Int J Cardiovasc Imaging. 2019 Dec;35(12):2239-2248. doi: 10.1007/s10554-019-01678-7. Epub 2019 Jul 30.
This prospective study evaluated the image quality and accuracy of coronary computed tomography angiography (CCTA) for diagnosing coronary artery disease (CAD) in patients with atrial fibrillation (AF), in which CCTA used adaptive iterative dose reduction (AIDR) with a low tube voltage and low concentration of isotonic contrast agent. Sixty-eight consecutive patients with AF and suspected CAD were equally and randomly apportioned to two groups and underwent CCTA. In the experimental group, the contrast agent was iodixanol (270 mg I/mL), patients were scanned with 100 kV, and reconstruction was by AIDR. In the conventional scanning (control) group, the contrast agent was iopromide (370 mg I/mL), patients were scanned with 120 kV, and reconstruction was by filtered back projection. The image quality, effective radiation dose (E), and total iodine intake of the groups were compared. Thirty-nine patients with coronary artery stenosis later were given invasive coronary angiography (ICA). The groups were similar with regard to mean CT value, noise, and signal-to-noise and contrast-to-noise ratios. The figure of merit of the experimental group was significantly higher than that of the control group, while the E and total iodine were significantly lower. Using ICA as the diagnostic reference, the groups shared similar sensitivity, specificity, and false positive and false negative rates for diagnosing coronary artery stenosis. For determining CAD in patients with AF, CCTA with isotonic low-concentration contrast agent and low-voltage scanning is a feasible alternative that improves accuracy and reduces radiation dose and iodine intake.
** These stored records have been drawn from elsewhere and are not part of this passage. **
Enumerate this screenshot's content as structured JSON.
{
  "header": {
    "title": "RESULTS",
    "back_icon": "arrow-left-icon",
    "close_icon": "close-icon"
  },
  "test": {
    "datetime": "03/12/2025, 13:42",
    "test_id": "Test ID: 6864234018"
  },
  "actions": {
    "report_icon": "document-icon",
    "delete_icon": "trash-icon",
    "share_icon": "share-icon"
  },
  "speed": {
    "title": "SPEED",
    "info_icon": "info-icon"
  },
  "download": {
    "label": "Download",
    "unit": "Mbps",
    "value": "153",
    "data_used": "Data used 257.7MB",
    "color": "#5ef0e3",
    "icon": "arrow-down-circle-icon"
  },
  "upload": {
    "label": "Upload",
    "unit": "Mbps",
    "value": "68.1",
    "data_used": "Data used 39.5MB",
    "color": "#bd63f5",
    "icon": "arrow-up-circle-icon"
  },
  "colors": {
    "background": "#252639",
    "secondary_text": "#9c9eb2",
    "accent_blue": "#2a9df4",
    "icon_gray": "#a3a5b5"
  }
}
本前瞻性研究评估了在心房颤动(AF)患者中使用自适应迭代剂量降低(AIDR)的低管电压和低浓度等渗对比剂进行冠状动脉计算机断层血管造影(CCTA)诊断冠状动脉疾病(CAD)的图像质量和准确性。68 例连续的 AF 合并疑似 CAD 患者被平均随机分为两组并接受 CCTA 检查。在实验组中,造影剂为碘克沙醇(270mgI/mL),管电压为 100kV,重建方法为 AIDR。在常规扫描(对照组)组中,造影剂为碘普罗胺(370mgI/mL),管电压为 120kV,重建方法为滤波反投影。比较了两组的图像质量、有效辐射剂量(E)和总碘摄入量。39 例冠状动脉狭窄患者进一步接受了有创冠状动脉造影(ICA)检查。两组的平均 CT 值、噪声、信噪比和对比噪声比相似。实验组的符合度明显高于对照组,而 E 和总碘则明显降低。以 ICA 作为诊断参考,两组在诊断冠状动脉狭窄方面具有相似的敏感性、特异性、假阳性和假阴性率。对于 AF 患者的 CAD 诊断,使用等渗低浓度对比剂和低电压扫描的 CCTA 是一种可行的替代方法,可以提高准确性,降低辐射剂量和碘摄入量。